Devido à proposta deste trabalho envolver leitura e textualização, analiso as relações

entre escrita e leitura e entre autor e leitor. Considero a leitura uma forma de produção de

sentidos e o leitor como uma função enunciativo-discursiva correspondente à de autor,

conforme Orlandi (1988) .

Analiso a confluência dos conceitos do item anterior na produção do memorial. A

seguir, em Teorizando a tipologia do memorial, inscrevo o memorial como uma narrativa

não-homogênea ligada à tipologia textual do depoimento. A partir da definição de Jean-

Michel Adam para seqüência textual, investigo as seqüencialidades e as

microsseqüencialidades presentes no memorial.

Devo ressaltar que a solicitação aos alunos para que produzam memoriais já é um

tanto familiar no PEFJAT, surgindo como um modo de valorizar a experiência de vida do

aluno adulto. Porém, o seu emprego pedagógico não fora ainda explicitado antes deste

estudo, nem fora feita a relação entre o memorial e as leituras dos alunos.

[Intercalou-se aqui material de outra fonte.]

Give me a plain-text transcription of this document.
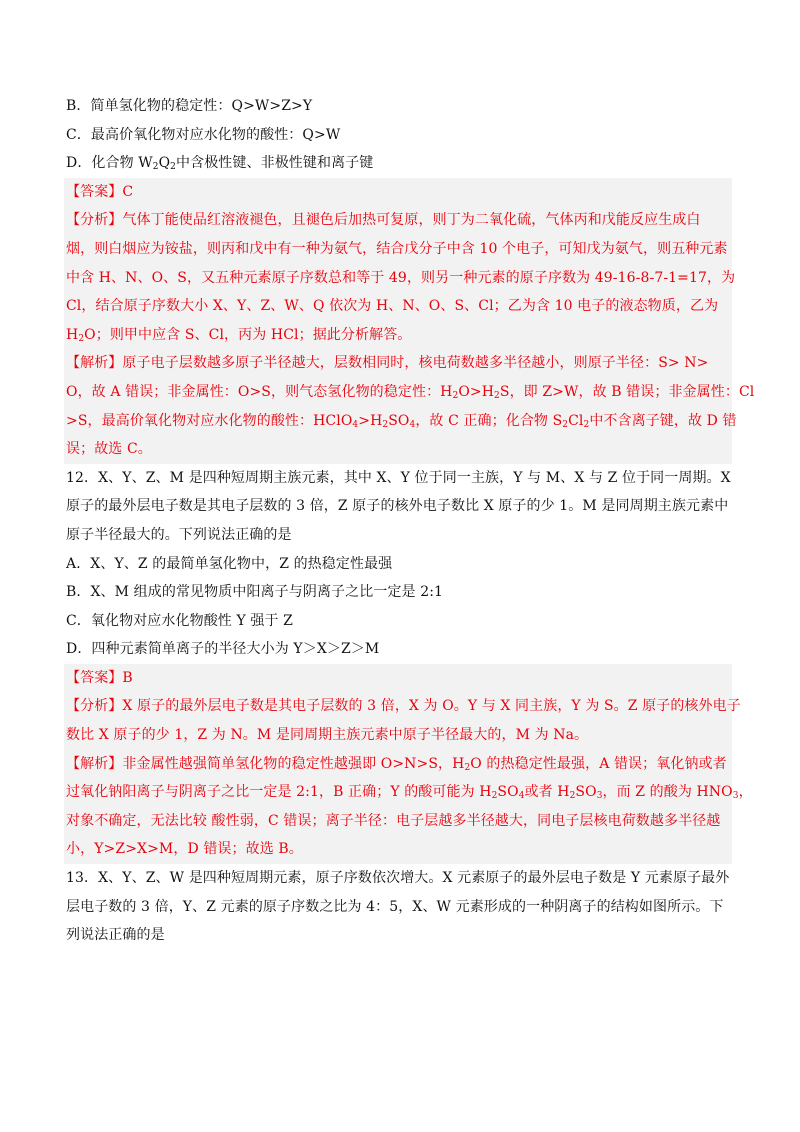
B．简单氢化物的稳定性：Q>W>Z>Y

C．最高价氧化物对应水化物的酸性：Q>W

D．化合物 $W_2Q_2$中含极性键、非极性键和离子键

【答案】C

【分析】气体丁能使品红溶液褪色，且褪色后加热可复原，则丁为二氧化硫，气体丙和戊能反应生成白

烟，则白烟应为铵盐，则丙和戊中有一种为氨气，结合戊分子中含 10 个电子，可知戊为氨气，则五种元素

中含 H、N、O、S，又五种元素原子序数总和等于 49，则另一种元素的原子序数为 49-16-8-7-1=17，为

Cl，结合原子序数大小 X、Y、Z、W、Q 依次为 H、N、O、S、Cl；乙为含 10 电子的液态物质，乙为

$H_2O$；则甲中应含 S、Cl，丙为 HCl；据此分析解答。

【解析】原子电子层数越多原子半径越大，层数相同时，核电荷数越多半径越小，则原子半径：S> N>

O，故 A 错误；非金属性：O>S，则气态氢化物的稳定性：$H_2O>H_2S$，即 Z>W，故 B 错误；非金属性：Cl

>S，最高价氧化物对应水化物的酸性：$HClO_4>H_2SO_4$，故 C 正确；化合物 $S_2Cl_2$中不含离子键，故 D 错

误；故选 C。

12．X、Y、Z、M 是四种短周期主族元素，其中 X、Y 位于同一主族，Y 与 M、X 与 Z 位于同一周期。X

原子的最外层电子数是其电子层数的 3 倍，Z 原子的核外电子数比 X 原子的少 1。M 是同周期主族元素中

原子半径最大的。下列说法正确的是

A．X、Y、Z 的最简单氢化物中，Z 的热稳定性最强

B．X、M 组成的常见物质中阳离子与阴离子之比一定是 2:1

C．氧化物对应水化物酸性 Y 强于 Z

D．四种元素简单离子的半径大小为 Y＞X＞Z＞M

【答案】B

【分析】X 原子的最外层电子数是其电子层数的 3 倍，X 为 O。Y 与 X 同主族，Y 为 S。Z 原子的核外电子

数比 X 原子的少 1，Z 为 N。M 是同周期主族元素中原子半径最大的，M 为 Na。

【解析】非金属性越强简单氢化物的稳定性越强即 O>N>S，$H_2O$ 的热稳定性最强，A 错误；氧化钠或者

过氧化钠阳离子与阴离子之比一定是 2:1，B 正确；Y 的酸可能为 $H_2SO_4$或者 $H_2SO_3$，而 Z 的酸为 $HNO_3$，

对象不确定，无法比较 酸性弱，C 错误；离子半径：电子层越多半径越大，同电子层核电荷数越多半径越

小，Y>Z>X>M，D 错误；故选 B。

13．X、Y、Z、W 是四种短周期元素，原子序数依次增大。X 元素原子的最外层电子数是 Y 元素原子最外

层电子数的 3 倍，Y、Z 元素的原子序数之比为 4：5，X、W 元素形成的一种阴离子的结构如图所示。下

列说法正确的是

Em Uma proposta de entrevista, defendo que os temas da interlocução são

localmente constituídos pelos interlocutores, sem pré-definidos rígidos. Além disso, faço a

crítica dos manuais de entrevista, que tentam controlar as perguntas e as respostas. Também

faço referência ao conceito de entrevista-diálogo, muito pertinente para este estudo.

No capítulo 2, descrevo os procedimentos metodológicos adotados. Destaco a

produção do memorial, bem como sua tipologia. Explicito meus conceitos de história de

vida (vista como narrativa) e história de leitura (vista como relação de texto e leitor com o

contexto histórico). A partir de Mondada (1997), apresento uma proposta de entrevista.

Faço ainda um relato da Oficina de Leitura.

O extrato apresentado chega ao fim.